Schooling economists


Kevin Drum and Charles Gaba look at a lot of confusing numbers and conclude that Obamacare is chugging along satisfactorily, enrolling more and more people who might otherwise be uninsured.

Meanwhile, Sarah Kliff reports that developments in one of the program's many byways are not having the expected results.

Kliff explains: health economists
have long theorized that higher deductibles would force down health-care costs.

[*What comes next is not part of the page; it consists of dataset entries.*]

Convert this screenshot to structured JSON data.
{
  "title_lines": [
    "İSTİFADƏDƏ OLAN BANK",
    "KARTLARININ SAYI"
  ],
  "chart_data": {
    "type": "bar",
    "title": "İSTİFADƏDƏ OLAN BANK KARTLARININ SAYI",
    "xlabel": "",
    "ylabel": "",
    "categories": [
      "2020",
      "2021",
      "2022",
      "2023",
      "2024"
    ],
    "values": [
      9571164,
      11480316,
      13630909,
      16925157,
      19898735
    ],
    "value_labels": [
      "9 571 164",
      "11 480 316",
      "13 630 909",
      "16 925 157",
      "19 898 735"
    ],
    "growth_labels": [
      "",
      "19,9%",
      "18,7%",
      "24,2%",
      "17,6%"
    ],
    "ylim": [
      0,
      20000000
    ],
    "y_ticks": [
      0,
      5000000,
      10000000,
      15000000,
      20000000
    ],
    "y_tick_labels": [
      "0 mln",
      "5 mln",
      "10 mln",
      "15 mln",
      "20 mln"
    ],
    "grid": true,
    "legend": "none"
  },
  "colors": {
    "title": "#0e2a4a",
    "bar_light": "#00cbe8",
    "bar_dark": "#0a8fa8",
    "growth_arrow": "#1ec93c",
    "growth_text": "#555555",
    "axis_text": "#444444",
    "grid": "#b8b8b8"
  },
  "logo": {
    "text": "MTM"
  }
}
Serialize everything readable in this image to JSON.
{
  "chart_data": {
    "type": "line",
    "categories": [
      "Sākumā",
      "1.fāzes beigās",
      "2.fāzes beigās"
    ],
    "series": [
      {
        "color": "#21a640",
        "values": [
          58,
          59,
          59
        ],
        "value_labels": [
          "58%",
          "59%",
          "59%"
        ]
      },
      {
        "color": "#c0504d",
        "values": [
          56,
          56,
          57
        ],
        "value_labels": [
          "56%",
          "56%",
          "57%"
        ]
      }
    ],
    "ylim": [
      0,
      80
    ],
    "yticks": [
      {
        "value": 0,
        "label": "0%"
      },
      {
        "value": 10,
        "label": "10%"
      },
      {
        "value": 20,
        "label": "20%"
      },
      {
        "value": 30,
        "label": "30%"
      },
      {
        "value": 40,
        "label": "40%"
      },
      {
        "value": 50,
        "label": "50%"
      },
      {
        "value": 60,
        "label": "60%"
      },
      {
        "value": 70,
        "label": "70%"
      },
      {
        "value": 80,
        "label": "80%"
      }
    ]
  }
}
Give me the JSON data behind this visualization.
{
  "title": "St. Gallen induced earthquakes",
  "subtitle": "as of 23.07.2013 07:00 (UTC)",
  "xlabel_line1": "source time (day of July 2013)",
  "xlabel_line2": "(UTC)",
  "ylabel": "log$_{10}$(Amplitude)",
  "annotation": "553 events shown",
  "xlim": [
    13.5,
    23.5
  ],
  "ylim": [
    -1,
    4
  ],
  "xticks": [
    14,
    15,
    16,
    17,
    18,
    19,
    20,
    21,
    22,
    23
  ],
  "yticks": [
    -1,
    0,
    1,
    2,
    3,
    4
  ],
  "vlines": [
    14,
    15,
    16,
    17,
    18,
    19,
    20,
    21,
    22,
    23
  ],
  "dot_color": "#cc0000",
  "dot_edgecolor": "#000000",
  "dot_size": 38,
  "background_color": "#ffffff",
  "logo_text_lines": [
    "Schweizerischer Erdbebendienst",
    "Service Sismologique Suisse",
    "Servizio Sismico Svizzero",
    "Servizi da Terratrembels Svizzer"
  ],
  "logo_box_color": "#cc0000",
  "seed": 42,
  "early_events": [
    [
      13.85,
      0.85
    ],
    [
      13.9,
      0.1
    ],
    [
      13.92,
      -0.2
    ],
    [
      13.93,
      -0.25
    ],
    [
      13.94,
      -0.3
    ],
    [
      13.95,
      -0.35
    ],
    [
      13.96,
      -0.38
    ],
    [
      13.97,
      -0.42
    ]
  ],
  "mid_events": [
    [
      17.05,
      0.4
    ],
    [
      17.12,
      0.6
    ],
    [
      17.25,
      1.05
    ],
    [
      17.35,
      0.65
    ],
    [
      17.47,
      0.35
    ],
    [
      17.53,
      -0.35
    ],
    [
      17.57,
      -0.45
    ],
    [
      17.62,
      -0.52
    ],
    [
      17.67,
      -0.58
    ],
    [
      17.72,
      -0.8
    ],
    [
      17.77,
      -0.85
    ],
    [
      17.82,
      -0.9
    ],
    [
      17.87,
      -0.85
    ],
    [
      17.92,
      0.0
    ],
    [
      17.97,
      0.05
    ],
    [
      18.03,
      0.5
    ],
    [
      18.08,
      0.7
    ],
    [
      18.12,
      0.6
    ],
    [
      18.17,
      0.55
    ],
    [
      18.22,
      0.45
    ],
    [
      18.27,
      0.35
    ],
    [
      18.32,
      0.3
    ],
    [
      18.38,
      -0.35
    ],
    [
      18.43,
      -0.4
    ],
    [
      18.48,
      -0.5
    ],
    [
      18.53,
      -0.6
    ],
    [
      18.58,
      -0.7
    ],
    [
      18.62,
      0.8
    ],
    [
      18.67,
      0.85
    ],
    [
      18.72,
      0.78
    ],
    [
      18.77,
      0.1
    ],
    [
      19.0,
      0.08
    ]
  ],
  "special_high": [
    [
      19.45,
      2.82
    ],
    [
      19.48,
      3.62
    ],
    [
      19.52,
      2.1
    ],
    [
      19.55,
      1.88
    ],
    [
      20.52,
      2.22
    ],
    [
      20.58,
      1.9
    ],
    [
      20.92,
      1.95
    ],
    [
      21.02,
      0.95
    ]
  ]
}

The idea was that higher deductibles would make patients become smarter shoppers: If they had to pay more of the cost, they'd likely choose something closer to the $1,529 appendectomy than the $186,955 appendectomy (yes, some hospitals really do charge that much). This would push the really expensive doctors to lower their prices so cheaper physicians didn't steal their business.
But it turns out, people don't treat getting sick as an occasion for comparison shopping. They want access to a medical system that will heal them and they go where they know. If high deductibles make access expensive, they delay and go later -- probably sicker and probably eventually needing more expensive care. Under high deductible insurance plans
workers just went to the doctor way less.
Illness simply isn't an occasion for consumer diligence. We don't work that way.

I find it hard to imagine anyone who was not an ivory tower economist would ever have thought otherwise.

1 comment:

Hattie said...

Thanks for this. You are really hard-hitting lately, and I wish I had time for more extended comments.